Susie Napper, viole de gambe

Comme l’écrivait Tobias Hume en 1605 : « Pour employer un modeste raccourci et une brève expression de ma nature à l’intention de tous les nobles esprits », j’ai été nommée Femme de mérite à Montréal en 2011 et Personnalité de l’année aux Prix Opus 2002!

Violoncelliste, gambiste, continuiste par excellence, je suscite autant de louanges que d’admonestations par mes interprétations colorées et audacieuses du répertoire baroque pour instrument seul ou de musique de chambre!
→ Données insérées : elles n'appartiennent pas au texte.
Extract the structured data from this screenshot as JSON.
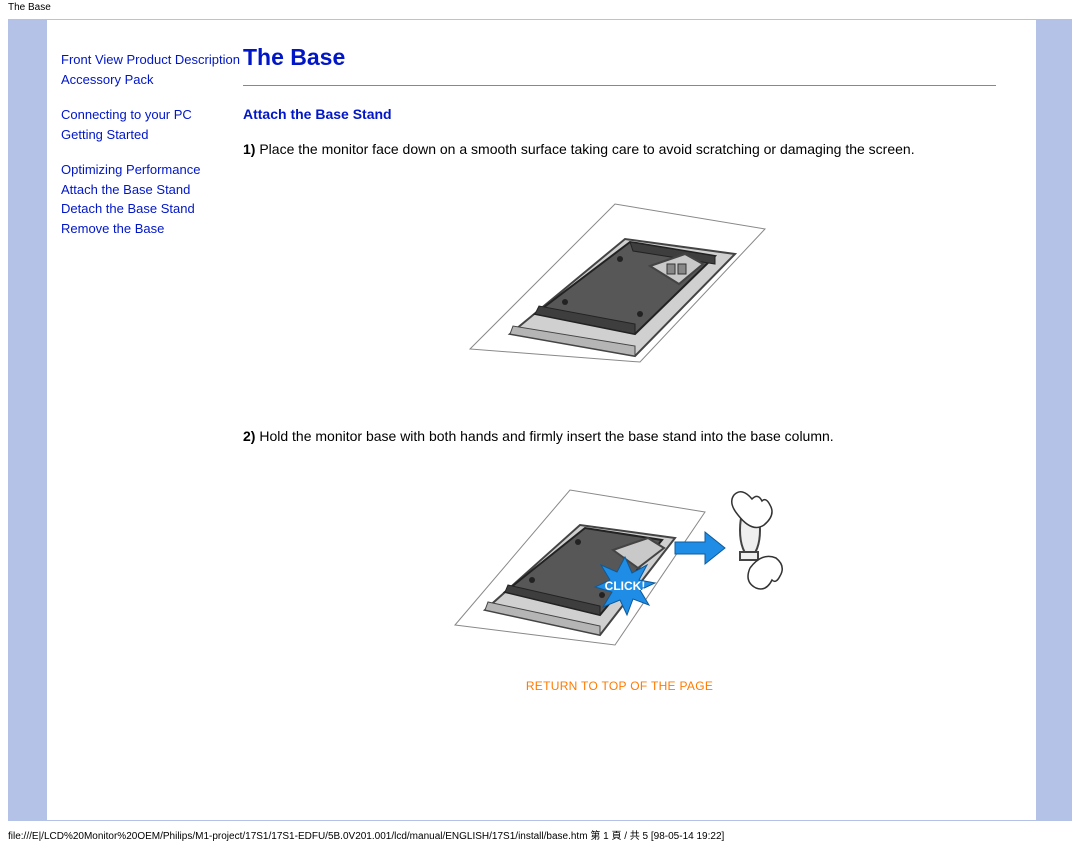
{
  "header": {
    "label": "The Base"
  },
  "sidebar": {
    "groups": [
      [
        {
          "label": "Front View Product Description"
        },
        {
          "label": "Accessory Pack"
        }
      ],
      [
        {
          "label": "Connecting to your PC"
        },
        {
          "label": "Getting Started"
        }
      ],
      [
        {
          "label": "Optimizing Performance"
        },
        {
          "label": "Attach the Base Stand"
        },
        {
          "label": "Detach the Base Stand"
        },
        {
          "label": "Remove the Base"
        }
      ]
    ]
  },
  "main": {
    "title": "The Base",
    "section_title": "Attach the Base Stand",
    "steps": [
      {
        "num": "1)",
        "text": "Place the monitor face down on a smooth surface taking care to avoid scratching or damaging the screen."
      },
      {
        "num": "2)",
        "text": "Hold the monitor base with both hands and firmly insert the base stand into the base column."
      }
    ],
    "click_label": "CLICK!",
    "return_link": "RETURN TO TOP OF THE PAGE"
  },
  "footer": {
    "path": "file:///E|/LCD%20Monitor%20OEM/Philips/M1-project/17S1/17S1-EDFU/5B.0V201.001/lcd/manual/ENGLISH/17S1/install/base.htm 第 1 頁 / 共 5  [98-05-14 19:22]"
  }
}
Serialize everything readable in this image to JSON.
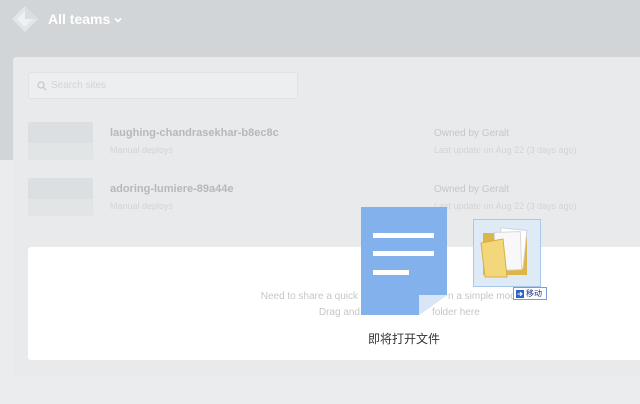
{
  "header": {
    "team_title": "All teams",
    "logo_icon": "netlify-logo-icon",
    "chevron_icon": "chevron-down-icon"
  },
  "search": {
    "placeholder": "Search sites",
    "icon": "search-icon"
  },
  "sites": [
    {
      "name": "laughing-chandrasekhar-b8ec8c",
      "deploy_type": "Manual deploys",
      "owner": "Owned by Geralt",
      "updated": "Last update on Aug 22 (3 days ago)"
    },
    {
      "name": "adoring-lumiere-89a44e",
      "deploy_type": "Manual deploys",
      "owner": "Owned by Geralt",
      "updated": "Last update on Aug 22 (3 days ago)"
    }
  ],
  "dropzone": {
    "line1_visible_start": "Need to share a quick",
    "line1_visible_end": "n a simple mod",
    "line2_visible_start": "Drag and",
    "line2_visible_end": "folder here"
  },
  "drag_ghost": {
    "file_icon": "document-icon",
    "caption": "即将打开文件",
    "target_icon": "folder-icon",
    "action_icon": "move-arrow-icon",
    "action_badge": "移动"
  },
  "colors": {
    "header-bg": "#d1d5d7",
    "panel-bg": "#e8eaeb",
    "page-bg": "#eaeced",
    "card-bg": "#ffffff",
    "doc-blue": "#82b1ec",
    "doc-fold": "#d8e6f8",
    "folder-yellow": "#f3d77b",
    "badge-blue": "#2b63c6"
  }
}
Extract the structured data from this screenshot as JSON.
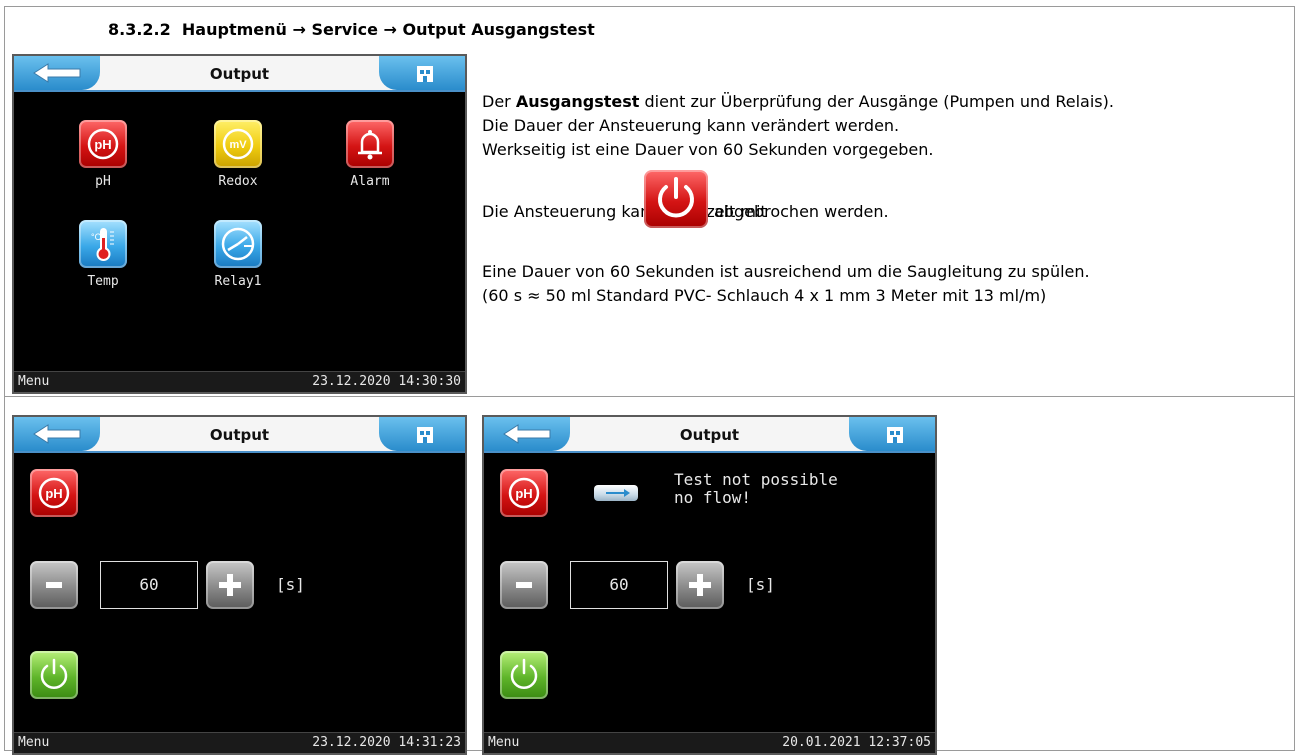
{
  "heading": {
    "number": "8.3.2.2",
    "part1": "Hauptmenü",
    "arrow": "→",
    "part2": "Service",
    "part3": "Output Ausgangstest"
  },
  "description": {
    "line1_pre": "Der ",
    "line1_bold": "Ausgangstest",
    "line1_post": " dient zur Überprüfung der Ausgänge (Pumpen und Relais).",
    "line2": "Die Dauer der Ansteuerung kann verändert werden.",
    "line3": "Werkseitig ist eine Dauer von 60 Sekunden vorgegeben.",
    "line4_pre": "Die Ansteuerung kann jederzeit mit",
    "line4_post": "abgebrochen werden.",
    "line5": "Eine Dauer von 60 Sekunden ist ausreichend um die Saugleitung zu spülen.",
    "line6": "(60 s ≈ 50 ml Standard PVC- Schlauch 4 x 1 mm 3 Meter mit 13 ml/m)"
  },
  "screen_menu": {
    "title": "Output",
    "tiles": [
      "pH",
      "Redox",
      "Alarm",
      "Temp",
      "Relay1"
    ],
    "status_left": "Menu",
    "status_right": "23.12.2020 14:30:30"
  },
  "screen_test": {
    "title": "Output",
    "icon_text": "pH",
    "value": "60",
    "unit": "[s]",
    "status_left": "Menu",
    "status_right": "23.12.2020 14:31:23"
  },
  "screen_noflow": {
    "title": "Output",
    "icon_text": "pH",
    "message_line1": "Test not possible",
    "message_line2": "no flow!",
    "value": "60",
    "unit": "[s]",
    "status_left": "Menu",
    "status_right": "20.01.2021 12:37:05"
  },
  "icon_labels": {
    "ph": "pH",
    "mv": "mV"
  },
  "colors": {
    "red": "#d41414",
    "yellow": "#f0cc10",
    "blue": "#3aa8e8",
    "green": "#5fb52a",
    "grey": "#8a8a8a",
    "header_accent": "#2a8ccc"
  }
}
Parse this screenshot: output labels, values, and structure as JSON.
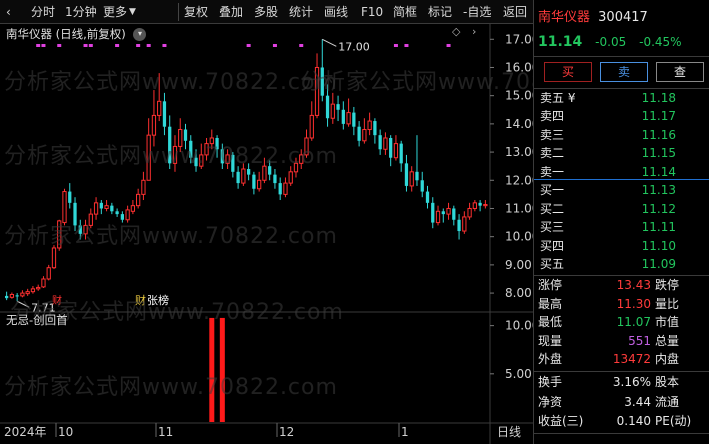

Margaret Little, viole de gambe

Née à Montréal au sein d’une famille de musiciens, Margaret Little apprend très tôt à jouer du violon, du piano, de la flûte à bec et de la guitare. Elle fait aussi partie d’un chœur d’enfants et joue à l’occasion de la guitare électrique dans un groupe. À 11 ans, elle découvre la viole de gambe : c’est le coup de foudre! Son père, l’organiste et chef de chœur George Little, se passionne pour l’œuvre de J. S. Bach. Merveilleux pédagogue, il est une grande source d’inspiration pour ses collègues et un pionnier de la musique ancienne au Canada. Dès l’âge de neuf ans, Margaret commence à jouer des cantates de Bach au violon avec son père; aujourd’hui encore, à l’alto, elle en joue chaque fois qu’elle en a l’occasion.

MÉLISANDE CORRIVEAU, viole de gambe, violoncelle et flûte à bec

Adepte de la musique de la Renaissance et de l’époque baroque, passionnée des instruments anciens, des voyages et de la gastronomie, Mélisande Corriveau est la mère de deux charmants adolescents.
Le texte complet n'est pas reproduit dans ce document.